By the time Calvin, easily in the running for dopiest alien name in cinema history, does the equivalent, protagonists are taken out of the development oven and turned into cardboard cannon fodder before the preheat cycle even warms up.  Not that “Life” expends effort putting personality into its people before that.

Scripting is satisfied to let actors carry characters on their own charisma, like a community theater production has its cast provide their own wardrobe.  Ryan Reynolds plays the only part, a motormouth jokester (what else?), where adjectives can be used in his description.  The rest of the roles are interchangeable lumps that don’t require a Jake Gyllenhaal or a Rebecca Ferguson, yet add high caliber actors to the arsenal anyway and never pull the trigger on their talents.

With so many words wasted on setup, there isn’t enough time left to play a good game once all of the pieces are finally on the board.  Following in the footsteps of films like “Gravity” (review here) and “The Martian,” spacewalks, pressure losses, ripped suits, and suffocations no longer have the suspense to sustain satisfying outer space intrigue.  And instead of a killer-looking creature, “Life” has an amorphous airborne jellyfish as its antagonist, making for a villain that is literally a gelatinous blob while the humans compose the same figuratively.

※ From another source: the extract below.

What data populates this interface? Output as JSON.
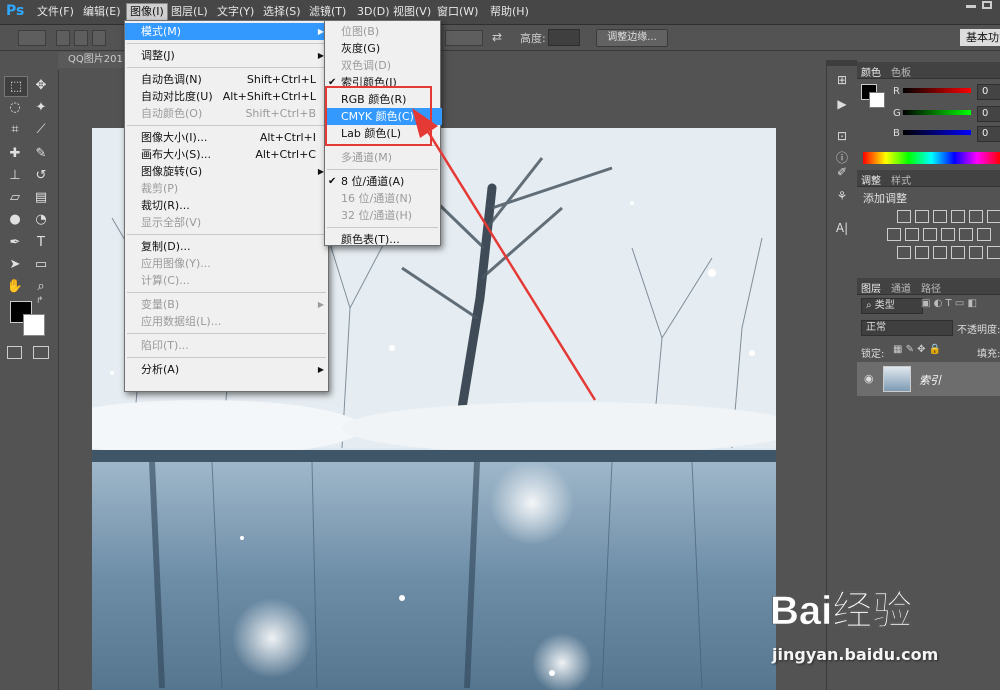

Straddling the hyphen between science and fiction, “Life” is overly immersed in the former and so “Natural Geographic” about that latter that it rarely engages through excitement.  Sci-fi fans fervent for something fresh, in production year only but certainly not in content, may still have an adequate alternative on hand.  The bigger budget spectacle of top-name talent and high-def cinematics make a modest case for giving this movie a one-time go in any case.  It’s just that faced with the prospect of returning to “Life” a second time, those fans are virtually certain to be content revisiting their favorite space horror sagas once again.  After all, why listen to an echo when you can go straight to the source instead?